Аленкар обратил к нему разъяренное лицо. Его взор был воспламенен гневом и коньяком; он весь дрожал:
— Расплющиваются, расплющиваются, Жоан да Эга! Расплющиваются вот так, смотри, вот так! — И он принялся топтать ногами пол, сотрясая залу и заставляя звенеть бокалы и посуду. — Но у меня нет такого желания, мои милые! Внутри его черепа нет ничего, кроме экскрементов, блевотины, гноя, и если его расплющить, мои милые, то вся эта мерзость выйдет наружу и заразит весь город и у нас начнется холера! Черт побери! У нас начнется чума!
Карлос, видя поэта в таком возбуждении, взял его под руку, желая успокоить:
— Аленкар, что за глупость! Стоит ли так волноваться!
Но тот, тяжело дыша, вырвался и, расстегнув редингот, разразился последним всплеском:
— Разумеется, не стоит так злиться из-за этого Кравейро с его «Новой Идеей», этого мошенника, который забыл, что его сестра уже сменила двадцать дюжин любовников!
— Ну, это уж слишком, негодяй! — закричал Эга и бросился на Аленкара с кулаками.
Коэн и Дамазо, испуганные, удержали его. Карлоc старался оттащить к окну Аленкара; тот сопротивлялся: глаза его пылали, галстук развязался. Грохнулся стул, и чинная зала с сафьяновыми диванами и букетами камелий стала походить на таверну, где в папиросном дыму вот-вот завяжется драка между фадистами. Дамазо, побледневший и почти лишившийся голоса, метался от одного противника к другому:
— О, милые, о, дорогие, здесь, в отеле «Центральный»! Господи! В отеле «Центральный»!
Эга, пытаясь вырваться из рук Коэна, все еще рычал, но уже хрипло:
— Какой скандал, какая подлость… Пустите меня, Коэн! Я надаю ему пощечин! Дона Ана Кравейро, эта святая! Клеветник! Нет, я задушу его своими руками.

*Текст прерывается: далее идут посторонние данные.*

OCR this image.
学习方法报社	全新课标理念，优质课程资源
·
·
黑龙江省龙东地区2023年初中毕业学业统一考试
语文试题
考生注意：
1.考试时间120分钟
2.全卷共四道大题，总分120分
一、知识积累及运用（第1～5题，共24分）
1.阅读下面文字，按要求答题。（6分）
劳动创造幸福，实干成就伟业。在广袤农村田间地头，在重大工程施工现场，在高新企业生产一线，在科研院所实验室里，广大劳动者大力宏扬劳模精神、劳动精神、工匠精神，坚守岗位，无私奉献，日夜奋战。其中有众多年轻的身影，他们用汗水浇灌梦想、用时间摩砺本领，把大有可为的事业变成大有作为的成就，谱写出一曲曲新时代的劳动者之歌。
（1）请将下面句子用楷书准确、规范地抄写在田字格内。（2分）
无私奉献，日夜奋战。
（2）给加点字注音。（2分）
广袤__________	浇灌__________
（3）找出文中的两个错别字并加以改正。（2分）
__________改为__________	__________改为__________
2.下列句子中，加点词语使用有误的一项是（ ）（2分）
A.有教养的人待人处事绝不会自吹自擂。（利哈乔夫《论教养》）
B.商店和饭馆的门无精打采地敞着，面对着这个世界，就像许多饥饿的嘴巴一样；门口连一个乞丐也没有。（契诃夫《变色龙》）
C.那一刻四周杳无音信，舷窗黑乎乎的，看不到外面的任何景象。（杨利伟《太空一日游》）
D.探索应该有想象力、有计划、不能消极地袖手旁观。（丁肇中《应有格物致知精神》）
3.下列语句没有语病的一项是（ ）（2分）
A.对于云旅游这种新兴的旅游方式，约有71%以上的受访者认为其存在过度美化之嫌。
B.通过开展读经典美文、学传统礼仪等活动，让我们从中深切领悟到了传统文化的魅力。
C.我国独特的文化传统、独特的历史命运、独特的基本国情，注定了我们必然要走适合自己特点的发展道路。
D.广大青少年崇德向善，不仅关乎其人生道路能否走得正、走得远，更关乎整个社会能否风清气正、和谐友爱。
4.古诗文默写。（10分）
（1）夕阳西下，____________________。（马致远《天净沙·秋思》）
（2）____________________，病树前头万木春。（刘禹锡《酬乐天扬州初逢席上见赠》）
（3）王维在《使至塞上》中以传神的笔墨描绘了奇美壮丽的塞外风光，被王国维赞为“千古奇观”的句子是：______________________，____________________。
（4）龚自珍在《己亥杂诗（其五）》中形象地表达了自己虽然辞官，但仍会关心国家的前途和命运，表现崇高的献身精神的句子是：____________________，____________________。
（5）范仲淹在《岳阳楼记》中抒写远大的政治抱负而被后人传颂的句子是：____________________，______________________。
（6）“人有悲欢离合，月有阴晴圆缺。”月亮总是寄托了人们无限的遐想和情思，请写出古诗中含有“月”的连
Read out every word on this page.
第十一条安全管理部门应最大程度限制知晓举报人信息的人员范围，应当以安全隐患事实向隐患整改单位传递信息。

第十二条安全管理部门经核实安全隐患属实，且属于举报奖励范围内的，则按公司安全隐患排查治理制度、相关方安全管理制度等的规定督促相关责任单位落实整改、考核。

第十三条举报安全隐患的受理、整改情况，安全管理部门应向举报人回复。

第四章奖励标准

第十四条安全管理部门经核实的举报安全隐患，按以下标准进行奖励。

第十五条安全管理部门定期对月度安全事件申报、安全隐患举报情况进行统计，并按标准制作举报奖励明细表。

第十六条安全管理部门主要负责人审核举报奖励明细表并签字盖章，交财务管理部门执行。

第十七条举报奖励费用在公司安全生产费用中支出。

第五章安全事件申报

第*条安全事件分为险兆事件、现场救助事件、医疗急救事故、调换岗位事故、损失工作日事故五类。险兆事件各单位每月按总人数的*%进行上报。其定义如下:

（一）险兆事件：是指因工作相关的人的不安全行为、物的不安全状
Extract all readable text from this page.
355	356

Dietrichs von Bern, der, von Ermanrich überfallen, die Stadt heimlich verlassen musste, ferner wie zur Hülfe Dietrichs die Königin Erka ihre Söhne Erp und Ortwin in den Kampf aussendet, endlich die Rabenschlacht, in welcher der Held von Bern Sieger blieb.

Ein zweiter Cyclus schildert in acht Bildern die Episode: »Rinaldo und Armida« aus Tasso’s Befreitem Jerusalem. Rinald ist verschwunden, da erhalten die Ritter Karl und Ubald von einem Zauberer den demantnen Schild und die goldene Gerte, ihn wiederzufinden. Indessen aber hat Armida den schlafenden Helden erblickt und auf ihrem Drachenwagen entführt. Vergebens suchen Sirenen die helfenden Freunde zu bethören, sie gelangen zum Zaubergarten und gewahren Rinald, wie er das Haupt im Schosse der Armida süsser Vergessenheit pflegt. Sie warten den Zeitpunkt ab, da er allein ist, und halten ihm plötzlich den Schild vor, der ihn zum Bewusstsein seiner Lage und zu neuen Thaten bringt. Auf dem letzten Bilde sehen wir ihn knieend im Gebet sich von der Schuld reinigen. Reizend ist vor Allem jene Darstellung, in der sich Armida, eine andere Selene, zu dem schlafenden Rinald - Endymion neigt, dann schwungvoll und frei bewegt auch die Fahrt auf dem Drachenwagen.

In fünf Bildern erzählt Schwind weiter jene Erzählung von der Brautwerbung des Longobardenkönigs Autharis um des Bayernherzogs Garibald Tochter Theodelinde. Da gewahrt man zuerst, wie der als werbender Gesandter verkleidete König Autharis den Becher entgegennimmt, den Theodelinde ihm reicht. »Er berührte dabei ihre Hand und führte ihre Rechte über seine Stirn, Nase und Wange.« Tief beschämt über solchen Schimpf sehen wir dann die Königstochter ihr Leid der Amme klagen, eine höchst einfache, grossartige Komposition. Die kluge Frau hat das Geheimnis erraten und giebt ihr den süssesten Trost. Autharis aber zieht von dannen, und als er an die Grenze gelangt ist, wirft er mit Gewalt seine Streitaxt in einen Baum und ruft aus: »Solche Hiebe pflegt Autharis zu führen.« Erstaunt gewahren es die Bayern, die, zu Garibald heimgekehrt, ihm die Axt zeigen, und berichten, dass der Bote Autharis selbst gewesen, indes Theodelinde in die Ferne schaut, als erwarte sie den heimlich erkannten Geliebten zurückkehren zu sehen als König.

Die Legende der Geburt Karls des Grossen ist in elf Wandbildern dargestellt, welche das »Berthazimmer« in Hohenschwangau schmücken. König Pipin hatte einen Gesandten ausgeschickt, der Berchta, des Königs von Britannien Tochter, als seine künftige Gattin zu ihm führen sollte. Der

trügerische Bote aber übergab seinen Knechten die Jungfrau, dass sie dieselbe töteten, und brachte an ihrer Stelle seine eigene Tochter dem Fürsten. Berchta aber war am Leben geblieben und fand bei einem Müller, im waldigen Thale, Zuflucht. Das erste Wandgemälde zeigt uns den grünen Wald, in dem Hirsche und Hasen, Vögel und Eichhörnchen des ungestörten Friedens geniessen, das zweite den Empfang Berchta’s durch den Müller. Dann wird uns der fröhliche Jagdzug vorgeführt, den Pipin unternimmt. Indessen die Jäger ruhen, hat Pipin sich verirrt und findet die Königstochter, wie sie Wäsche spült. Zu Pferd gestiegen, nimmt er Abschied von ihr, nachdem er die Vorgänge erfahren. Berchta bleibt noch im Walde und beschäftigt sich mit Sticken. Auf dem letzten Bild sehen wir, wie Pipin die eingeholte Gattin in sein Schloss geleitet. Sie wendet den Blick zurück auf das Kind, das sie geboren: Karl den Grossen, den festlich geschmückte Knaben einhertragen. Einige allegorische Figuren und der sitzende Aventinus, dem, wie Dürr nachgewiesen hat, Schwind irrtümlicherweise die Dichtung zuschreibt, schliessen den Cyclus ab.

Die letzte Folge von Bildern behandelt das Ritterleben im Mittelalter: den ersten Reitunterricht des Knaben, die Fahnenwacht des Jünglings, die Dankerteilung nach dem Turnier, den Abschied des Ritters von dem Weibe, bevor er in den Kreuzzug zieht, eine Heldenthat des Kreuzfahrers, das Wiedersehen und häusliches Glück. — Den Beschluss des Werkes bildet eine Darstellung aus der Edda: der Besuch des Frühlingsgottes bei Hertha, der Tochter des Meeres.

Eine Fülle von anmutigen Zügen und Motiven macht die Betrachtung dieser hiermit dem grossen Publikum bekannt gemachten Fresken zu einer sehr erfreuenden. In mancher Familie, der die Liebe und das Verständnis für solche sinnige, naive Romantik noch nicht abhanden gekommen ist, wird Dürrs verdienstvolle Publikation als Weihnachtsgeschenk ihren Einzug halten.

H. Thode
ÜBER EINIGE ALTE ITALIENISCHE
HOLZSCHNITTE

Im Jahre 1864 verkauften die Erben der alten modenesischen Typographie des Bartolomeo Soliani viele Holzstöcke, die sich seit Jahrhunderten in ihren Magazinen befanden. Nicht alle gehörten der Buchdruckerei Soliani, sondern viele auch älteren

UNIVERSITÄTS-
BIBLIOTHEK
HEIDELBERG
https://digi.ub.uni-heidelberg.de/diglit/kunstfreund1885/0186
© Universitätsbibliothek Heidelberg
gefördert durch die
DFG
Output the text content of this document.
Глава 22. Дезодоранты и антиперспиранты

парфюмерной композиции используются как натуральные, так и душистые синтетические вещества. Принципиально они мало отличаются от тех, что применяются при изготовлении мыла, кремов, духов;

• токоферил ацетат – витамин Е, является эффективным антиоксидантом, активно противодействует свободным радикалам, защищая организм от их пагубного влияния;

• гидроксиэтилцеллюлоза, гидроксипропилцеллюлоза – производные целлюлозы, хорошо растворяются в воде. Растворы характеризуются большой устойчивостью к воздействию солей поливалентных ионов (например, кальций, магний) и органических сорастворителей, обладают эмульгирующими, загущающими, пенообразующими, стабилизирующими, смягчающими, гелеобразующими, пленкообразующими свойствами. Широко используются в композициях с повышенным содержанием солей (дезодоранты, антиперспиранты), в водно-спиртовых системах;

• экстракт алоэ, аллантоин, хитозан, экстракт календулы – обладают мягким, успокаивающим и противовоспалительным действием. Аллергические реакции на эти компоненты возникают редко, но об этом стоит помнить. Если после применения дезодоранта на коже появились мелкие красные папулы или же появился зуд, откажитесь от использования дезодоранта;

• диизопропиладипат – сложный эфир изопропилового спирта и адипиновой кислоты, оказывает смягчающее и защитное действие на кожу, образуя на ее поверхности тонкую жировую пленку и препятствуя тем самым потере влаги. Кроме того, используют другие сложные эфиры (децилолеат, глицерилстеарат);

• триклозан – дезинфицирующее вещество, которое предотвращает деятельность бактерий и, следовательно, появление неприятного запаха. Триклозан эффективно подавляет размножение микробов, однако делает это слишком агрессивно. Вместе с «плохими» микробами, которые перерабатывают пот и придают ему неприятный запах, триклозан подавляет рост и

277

Крафт спокойно взирал на эту сцену, потягивая маленькими глотками ликер. Он уже не раз присутствовал при подобных схватках между соперничавшими направлениями в литературе: их представители катались в драке по полу и поносили друг друга отборными ругательствами; гнусность, отпущенная Аленкаром по адресу сестры Кравейро, также была обычной частью критики в Португалии, и потому Крафт сохранял свою невозмутимость, кривя губы в презрительной усмешке. Кроме того, он знал, что примирение не замедлит и все кончится пылкими объятиями. И оно не замедлило. Аленкар вышел вслед за Карлосом из оконного проема, застегивая редингот, и вид у него был торжественный и немного смущенный. В другом углу залы Коэн с отеческой суровостью наставлял Эгу; затем он повернулся, поднял руку и громким голосом произнес: «Здесь все благородные люди, и пусть оба друга — талантливые натуры и благородные сердца — заключат друг друга в объятья…»
— Ну же, пожми ему руку, Эга, сделай это ради меня!.. Аленкар, прошу вас!
Автор «Элвиры» сделал шаг навстречу, автор «Мемуаров Атома» протянул руку; но первое рукопожатие было неловким и вялым. Аленкар, однако, выказав великодушие и дружелюбие, воскликнул, что между ним и Эгой не должно остаться ни малейшего облачка! Он виноват: он вышел из себя… Это все его несчастная натура, горячая кровь: всю жизнь он из-за этого страдает! И он готов во всеуслышание заявить, что дона Ана Кравейро — святая! Он познакомился с ней в Марко-де-Канавезес, в доме Пейшото… И готов признать, что как супруга и мать дона Ана Кравейро непогрешима. В глубине души он признает также, что у Кравейро целый воз таланта!..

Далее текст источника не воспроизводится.